Related: Can Trump Raise the Dead? Senate to Vote One More Time to Repeal Obamacare
Before jumping into them, though, it’s important to add one caveat. The ORRA is effectively a placeholder. The idea is to give the Republican Party an interim “win” by allowing members to claim that they voted to repeal Obamacare. The two-year delay is meant to give them time to craft a replacement to the health care law.
So when the CBO looks at the bill and finds that within a decade the proposal would leave 32 million fewer Americans insured, cause insurance premiums for those who remain insured through the individual market to double, and leave 75 percent of Americans living in a counties with no insurance available on the individual market, Republicans have a built-in counter-argument. The CBO, they will rightly claim, is looking at effects that are never meant to take place.
Of course, that same argument applies to the CBO’s estimate that the bill would drive down the federal deficit by $473 billion over a decade, representing a $1,429 billion reduction in outlays offset by $956 billion in tax revenue lost to the repeal of various taxes imposed under the ACA.
The effects of a straight repeal without a replacement are so terrible, the argument goes, that Congress will be spurred to action. Bipartisan cooperation will flourish, and a better health care bill will be born. (Anybody who remembers the Budget Control Act of 2011, in which the manifestly horrible policy of budget sequestration was supposed to inspire Congress to cut a bipartisan deal to prevent it, can be forgiven for doubting the wisdom of this plan.)
Related: Trump’s Health Care Bluff Has Been Called. Now What?
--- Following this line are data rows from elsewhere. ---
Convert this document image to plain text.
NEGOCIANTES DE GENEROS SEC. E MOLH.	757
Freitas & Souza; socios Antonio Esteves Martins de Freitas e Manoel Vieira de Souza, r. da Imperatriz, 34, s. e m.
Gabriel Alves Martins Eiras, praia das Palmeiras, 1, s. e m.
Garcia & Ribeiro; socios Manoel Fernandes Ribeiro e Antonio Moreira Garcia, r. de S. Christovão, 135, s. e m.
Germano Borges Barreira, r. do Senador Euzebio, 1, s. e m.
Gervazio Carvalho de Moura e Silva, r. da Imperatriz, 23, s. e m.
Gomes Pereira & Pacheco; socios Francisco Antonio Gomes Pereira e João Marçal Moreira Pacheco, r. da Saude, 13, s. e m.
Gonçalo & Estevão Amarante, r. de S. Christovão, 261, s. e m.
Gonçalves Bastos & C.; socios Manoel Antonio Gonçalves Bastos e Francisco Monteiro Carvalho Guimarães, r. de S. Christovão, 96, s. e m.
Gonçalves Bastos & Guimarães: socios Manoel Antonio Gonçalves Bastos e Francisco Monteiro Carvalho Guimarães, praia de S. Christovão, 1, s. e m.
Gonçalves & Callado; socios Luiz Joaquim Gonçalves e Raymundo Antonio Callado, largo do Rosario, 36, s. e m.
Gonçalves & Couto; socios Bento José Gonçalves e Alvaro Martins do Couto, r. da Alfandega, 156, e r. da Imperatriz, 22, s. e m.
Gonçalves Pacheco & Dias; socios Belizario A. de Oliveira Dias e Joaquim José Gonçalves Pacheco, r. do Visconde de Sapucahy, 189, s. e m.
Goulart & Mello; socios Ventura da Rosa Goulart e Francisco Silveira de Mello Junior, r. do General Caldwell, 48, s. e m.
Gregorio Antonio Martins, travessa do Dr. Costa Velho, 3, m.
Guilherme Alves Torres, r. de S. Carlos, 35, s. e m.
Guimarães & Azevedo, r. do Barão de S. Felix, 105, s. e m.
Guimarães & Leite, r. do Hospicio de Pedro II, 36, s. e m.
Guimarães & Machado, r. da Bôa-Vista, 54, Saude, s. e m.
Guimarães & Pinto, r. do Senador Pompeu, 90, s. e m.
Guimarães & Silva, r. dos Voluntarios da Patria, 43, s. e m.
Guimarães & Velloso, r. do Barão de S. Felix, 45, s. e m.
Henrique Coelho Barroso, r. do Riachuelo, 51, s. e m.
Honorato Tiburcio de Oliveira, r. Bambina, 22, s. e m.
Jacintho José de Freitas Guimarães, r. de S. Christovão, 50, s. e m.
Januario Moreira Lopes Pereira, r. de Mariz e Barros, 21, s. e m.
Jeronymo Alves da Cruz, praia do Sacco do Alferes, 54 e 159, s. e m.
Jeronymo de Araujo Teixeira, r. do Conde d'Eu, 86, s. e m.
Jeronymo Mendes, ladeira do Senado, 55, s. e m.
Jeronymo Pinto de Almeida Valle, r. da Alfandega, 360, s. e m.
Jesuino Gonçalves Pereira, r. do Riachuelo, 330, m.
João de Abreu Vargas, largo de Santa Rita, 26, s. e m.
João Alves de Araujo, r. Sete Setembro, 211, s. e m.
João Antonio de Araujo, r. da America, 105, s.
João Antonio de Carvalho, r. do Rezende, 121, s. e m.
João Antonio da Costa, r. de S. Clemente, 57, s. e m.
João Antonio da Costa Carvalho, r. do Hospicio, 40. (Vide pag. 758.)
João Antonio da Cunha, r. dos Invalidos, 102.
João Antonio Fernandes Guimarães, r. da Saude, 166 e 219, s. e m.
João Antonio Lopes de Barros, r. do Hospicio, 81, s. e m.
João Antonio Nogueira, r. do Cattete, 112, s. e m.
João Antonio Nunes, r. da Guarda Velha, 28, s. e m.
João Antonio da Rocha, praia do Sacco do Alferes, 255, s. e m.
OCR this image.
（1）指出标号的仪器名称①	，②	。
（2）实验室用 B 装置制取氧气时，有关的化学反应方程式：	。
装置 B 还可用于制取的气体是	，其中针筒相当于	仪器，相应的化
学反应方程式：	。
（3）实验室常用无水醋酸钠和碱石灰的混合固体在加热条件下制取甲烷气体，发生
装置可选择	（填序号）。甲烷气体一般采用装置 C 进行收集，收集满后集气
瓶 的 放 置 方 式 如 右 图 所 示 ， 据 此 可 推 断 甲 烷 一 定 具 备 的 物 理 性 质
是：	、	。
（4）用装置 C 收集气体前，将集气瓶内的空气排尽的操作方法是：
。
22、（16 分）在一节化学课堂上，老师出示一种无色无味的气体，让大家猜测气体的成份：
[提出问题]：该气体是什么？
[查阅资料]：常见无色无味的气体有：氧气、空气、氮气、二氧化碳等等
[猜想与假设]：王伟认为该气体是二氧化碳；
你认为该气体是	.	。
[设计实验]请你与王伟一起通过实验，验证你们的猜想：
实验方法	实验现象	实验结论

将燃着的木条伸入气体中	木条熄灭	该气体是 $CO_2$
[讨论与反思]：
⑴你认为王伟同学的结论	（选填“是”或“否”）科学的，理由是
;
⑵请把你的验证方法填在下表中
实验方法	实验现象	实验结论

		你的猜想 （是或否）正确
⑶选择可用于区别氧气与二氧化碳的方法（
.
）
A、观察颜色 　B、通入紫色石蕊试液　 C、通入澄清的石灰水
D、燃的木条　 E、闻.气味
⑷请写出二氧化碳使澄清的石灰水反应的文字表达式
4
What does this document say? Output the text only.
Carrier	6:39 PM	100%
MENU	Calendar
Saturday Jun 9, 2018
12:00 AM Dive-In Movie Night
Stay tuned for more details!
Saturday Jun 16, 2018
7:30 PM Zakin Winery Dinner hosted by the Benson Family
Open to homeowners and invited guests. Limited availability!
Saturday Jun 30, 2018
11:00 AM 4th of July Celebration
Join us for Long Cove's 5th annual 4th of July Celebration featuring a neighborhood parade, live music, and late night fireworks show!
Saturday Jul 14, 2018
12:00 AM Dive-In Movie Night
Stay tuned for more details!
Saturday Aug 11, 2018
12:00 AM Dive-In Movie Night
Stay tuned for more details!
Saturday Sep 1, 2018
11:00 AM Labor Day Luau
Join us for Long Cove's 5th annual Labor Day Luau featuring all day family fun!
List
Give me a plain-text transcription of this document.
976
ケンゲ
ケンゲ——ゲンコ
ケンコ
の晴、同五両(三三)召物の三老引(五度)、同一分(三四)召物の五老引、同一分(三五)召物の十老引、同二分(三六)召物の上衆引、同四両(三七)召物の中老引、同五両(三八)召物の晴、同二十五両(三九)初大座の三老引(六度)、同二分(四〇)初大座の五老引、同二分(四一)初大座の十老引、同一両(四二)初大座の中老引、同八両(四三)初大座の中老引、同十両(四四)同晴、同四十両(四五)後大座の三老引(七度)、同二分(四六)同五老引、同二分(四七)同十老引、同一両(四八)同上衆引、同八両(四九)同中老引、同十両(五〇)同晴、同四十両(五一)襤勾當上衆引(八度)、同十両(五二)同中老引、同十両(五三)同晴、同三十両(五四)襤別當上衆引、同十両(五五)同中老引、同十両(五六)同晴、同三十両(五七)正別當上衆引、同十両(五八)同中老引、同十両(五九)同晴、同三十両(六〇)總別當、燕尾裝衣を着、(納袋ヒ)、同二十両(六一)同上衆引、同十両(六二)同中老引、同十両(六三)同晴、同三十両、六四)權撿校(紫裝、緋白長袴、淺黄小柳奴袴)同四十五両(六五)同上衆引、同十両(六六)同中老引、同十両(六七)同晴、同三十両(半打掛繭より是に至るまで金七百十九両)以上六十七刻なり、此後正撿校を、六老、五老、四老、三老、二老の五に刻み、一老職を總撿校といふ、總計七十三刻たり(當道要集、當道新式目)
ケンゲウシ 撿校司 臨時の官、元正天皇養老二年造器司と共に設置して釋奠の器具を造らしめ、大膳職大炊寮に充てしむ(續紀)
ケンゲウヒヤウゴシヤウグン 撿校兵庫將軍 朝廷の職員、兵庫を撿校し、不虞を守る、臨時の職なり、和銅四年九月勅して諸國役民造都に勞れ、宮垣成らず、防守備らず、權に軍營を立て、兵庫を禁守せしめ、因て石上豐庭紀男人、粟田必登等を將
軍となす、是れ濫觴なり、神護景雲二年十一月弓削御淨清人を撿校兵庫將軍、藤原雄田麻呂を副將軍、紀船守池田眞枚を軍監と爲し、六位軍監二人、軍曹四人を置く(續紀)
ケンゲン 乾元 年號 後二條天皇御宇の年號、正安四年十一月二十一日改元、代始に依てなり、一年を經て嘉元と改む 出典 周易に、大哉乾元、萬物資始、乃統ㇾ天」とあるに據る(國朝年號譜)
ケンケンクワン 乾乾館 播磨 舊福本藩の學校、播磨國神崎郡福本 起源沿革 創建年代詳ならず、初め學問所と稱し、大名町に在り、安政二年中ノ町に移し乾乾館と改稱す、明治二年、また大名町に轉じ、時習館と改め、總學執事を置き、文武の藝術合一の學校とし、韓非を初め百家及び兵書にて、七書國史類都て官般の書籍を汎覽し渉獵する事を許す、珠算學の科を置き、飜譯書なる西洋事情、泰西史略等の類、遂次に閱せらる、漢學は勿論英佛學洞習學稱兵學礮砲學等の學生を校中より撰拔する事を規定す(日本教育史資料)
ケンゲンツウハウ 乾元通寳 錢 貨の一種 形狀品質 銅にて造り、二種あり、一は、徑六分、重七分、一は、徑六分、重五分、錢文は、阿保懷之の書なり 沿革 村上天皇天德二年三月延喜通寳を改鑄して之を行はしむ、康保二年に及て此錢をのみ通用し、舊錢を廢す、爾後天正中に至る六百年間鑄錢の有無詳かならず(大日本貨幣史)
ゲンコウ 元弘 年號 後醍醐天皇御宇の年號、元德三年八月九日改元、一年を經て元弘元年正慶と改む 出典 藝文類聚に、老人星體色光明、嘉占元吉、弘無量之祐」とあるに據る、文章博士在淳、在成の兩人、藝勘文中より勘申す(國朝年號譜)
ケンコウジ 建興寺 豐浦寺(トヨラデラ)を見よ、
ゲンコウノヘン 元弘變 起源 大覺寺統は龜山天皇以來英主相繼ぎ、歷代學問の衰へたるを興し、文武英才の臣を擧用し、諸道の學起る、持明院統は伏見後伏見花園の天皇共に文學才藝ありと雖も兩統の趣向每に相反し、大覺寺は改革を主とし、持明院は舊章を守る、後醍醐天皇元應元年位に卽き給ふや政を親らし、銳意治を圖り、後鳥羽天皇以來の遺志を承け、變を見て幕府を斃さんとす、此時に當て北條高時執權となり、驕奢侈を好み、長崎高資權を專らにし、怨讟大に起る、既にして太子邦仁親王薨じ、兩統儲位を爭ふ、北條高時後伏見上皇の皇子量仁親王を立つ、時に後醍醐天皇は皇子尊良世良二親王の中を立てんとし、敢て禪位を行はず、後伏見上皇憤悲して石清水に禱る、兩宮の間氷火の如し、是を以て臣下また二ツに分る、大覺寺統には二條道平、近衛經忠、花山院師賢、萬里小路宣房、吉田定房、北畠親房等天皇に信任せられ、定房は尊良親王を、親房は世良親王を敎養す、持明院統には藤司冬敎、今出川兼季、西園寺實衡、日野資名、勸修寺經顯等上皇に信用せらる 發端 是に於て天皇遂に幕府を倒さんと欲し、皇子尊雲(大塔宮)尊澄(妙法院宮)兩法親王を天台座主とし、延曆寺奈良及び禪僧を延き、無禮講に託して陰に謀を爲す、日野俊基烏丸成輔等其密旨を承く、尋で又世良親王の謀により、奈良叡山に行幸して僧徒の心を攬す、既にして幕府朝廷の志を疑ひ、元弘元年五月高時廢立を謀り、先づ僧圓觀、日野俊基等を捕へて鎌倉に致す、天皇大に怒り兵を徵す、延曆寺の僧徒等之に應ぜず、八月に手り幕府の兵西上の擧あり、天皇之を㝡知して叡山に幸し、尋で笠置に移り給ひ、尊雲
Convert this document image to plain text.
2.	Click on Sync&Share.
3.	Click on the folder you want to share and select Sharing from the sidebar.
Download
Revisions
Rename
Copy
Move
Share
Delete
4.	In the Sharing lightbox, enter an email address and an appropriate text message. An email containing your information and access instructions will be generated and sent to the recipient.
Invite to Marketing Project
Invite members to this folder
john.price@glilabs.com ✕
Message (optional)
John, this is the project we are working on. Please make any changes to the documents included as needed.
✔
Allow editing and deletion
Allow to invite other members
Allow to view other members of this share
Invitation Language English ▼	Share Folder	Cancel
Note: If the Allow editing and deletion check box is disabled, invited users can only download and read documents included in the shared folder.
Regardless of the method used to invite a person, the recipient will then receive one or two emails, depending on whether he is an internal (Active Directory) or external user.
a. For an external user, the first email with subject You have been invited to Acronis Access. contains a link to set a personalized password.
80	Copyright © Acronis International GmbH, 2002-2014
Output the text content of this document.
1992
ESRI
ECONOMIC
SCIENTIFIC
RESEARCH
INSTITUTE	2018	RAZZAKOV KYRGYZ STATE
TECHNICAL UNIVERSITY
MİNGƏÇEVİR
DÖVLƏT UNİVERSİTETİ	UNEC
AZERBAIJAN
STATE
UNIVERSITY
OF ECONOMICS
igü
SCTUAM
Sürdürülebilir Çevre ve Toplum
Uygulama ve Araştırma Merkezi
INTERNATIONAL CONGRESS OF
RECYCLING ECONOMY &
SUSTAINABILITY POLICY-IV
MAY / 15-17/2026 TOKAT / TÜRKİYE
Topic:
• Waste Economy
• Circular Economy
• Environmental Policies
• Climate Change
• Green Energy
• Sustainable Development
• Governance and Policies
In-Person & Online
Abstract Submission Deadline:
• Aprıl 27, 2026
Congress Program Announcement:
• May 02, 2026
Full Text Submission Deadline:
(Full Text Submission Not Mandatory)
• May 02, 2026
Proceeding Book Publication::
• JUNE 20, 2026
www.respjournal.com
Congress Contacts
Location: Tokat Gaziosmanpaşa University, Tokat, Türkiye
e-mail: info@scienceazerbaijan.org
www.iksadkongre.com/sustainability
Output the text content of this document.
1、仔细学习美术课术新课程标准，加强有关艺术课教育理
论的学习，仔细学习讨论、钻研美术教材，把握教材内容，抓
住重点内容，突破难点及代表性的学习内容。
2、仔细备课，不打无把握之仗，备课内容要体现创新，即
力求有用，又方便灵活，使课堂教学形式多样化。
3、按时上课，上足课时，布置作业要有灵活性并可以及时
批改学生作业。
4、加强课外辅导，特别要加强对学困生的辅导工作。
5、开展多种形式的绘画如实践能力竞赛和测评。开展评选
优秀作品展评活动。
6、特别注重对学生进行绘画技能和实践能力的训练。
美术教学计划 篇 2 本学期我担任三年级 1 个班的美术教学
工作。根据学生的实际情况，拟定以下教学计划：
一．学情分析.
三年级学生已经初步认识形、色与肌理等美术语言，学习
But CBO’s score of the bill isn’t limited to its effects after the full repeal takes effect two years out. Even in the first year after passage, despite the delay of actual repeal, CBO estimates that the bill would drive down the number of Americans covered by insurance by 17 million. This would be due, in large part, to the elimination of the individual mandate, which requires people to obtain insurance or pay a penalty.
One of the follow-on effects of the elimination of the mandate would be an estimated 25 percent increase in premiums, in the first year after passage, for people who still purchase plans through the healthcare exchanges created by the ACA. This would be a factor of a changing risk pool, in which sick people continued to pay for coverage while healthier people dropped out, forcing insurance companies to compensate by raising premiums.
Given the confusion generated by President Trump’s unexpected demand on Wednesday that the Senate continue to work on its ACA replacement proposals that had mostly been given up for dead, the relevance of the ORRA, and its ugly budget score, are unclear. But were it to ever come up for a vote, Democrats would no doubt salivate at the idea of vulnerable Republicans putting their names on it.